Preparing for the second half of Year 2020
By Mary Grace Musuneggi
“When the money keeps rolling in you don’t ask how”
– ”Evita” by Andrew Lloyd Webber
History teaches us that what goes up goes down. What goes down goes up. And when it comes to the stock market there are these two obvious truths. It goes up. In 1920 the Dow Jones Average hovered around 66. Yes, that is the number: 66. Today it has been hovering around 26,000. Yes, that is 66 then to 26,000 now. So, it goes up.
But to get to that “up” it has gone up and down and up and down and up and down over time.
For those who have held during downtimes, to wait for the uptimes, rewards await. But for those who do not or cannot wait for the downs to go up, it is a scary and strange time.
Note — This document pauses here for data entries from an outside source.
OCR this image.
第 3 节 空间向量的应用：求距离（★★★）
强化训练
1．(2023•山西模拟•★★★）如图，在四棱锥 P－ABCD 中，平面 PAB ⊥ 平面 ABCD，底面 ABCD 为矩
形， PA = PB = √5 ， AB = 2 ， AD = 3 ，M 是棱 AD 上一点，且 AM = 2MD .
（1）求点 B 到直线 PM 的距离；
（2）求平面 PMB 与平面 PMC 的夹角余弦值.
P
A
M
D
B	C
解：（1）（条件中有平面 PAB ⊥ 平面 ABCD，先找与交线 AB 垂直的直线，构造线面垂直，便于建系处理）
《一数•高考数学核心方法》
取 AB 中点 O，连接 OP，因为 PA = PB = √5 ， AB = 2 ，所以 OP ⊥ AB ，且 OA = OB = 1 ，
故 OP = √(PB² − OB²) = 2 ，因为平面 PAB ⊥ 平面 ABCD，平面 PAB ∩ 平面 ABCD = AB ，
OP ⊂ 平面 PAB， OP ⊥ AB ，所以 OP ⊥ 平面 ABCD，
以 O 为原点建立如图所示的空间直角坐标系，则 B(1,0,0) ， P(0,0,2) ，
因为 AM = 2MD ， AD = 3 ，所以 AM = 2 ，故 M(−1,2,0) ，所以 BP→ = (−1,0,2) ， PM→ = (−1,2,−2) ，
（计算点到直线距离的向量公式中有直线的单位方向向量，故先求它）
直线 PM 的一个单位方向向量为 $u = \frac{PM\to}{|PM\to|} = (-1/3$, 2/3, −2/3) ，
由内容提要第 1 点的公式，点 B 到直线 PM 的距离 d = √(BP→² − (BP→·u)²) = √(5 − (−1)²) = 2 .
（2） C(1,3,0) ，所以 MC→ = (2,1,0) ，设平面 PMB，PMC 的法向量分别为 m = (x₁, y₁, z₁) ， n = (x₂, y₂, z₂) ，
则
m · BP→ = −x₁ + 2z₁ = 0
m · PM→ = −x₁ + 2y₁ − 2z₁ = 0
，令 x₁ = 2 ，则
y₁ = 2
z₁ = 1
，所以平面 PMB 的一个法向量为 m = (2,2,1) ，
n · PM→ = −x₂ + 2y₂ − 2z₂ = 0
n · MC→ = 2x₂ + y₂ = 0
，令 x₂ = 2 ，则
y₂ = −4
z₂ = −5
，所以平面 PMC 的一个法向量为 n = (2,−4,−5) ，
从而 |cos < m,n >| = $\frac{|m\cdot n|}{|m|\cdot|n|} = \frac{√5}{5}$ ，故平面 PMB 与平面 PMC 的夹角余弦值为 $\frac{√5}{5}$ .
Causing some to abandon their long-term strategies and jump out of the market.
Many financial planners compare this to a ride on a train. When you ride over the hills and into the valleys, if you jump off, you end the trip abruptly and maybe dangerously. You have not gone forward to the end of the trip. Reminding clients to not jump off the train.
But more importantly, our belief is that for the short term, you may not want to be on the train at all. But over the longer term years, you may want to take the ride on the train.
The most important thing is to have realistic expectations as to what your money can do for you.
Short term goals should be funded by short term investment. Long term goals by long term investments. Pretty simple stuff. We call this “bucketing”. No guarantees but a great strategy for dealing with short and long term events in the economy, the world, the markets and most importantly your own personal financial world.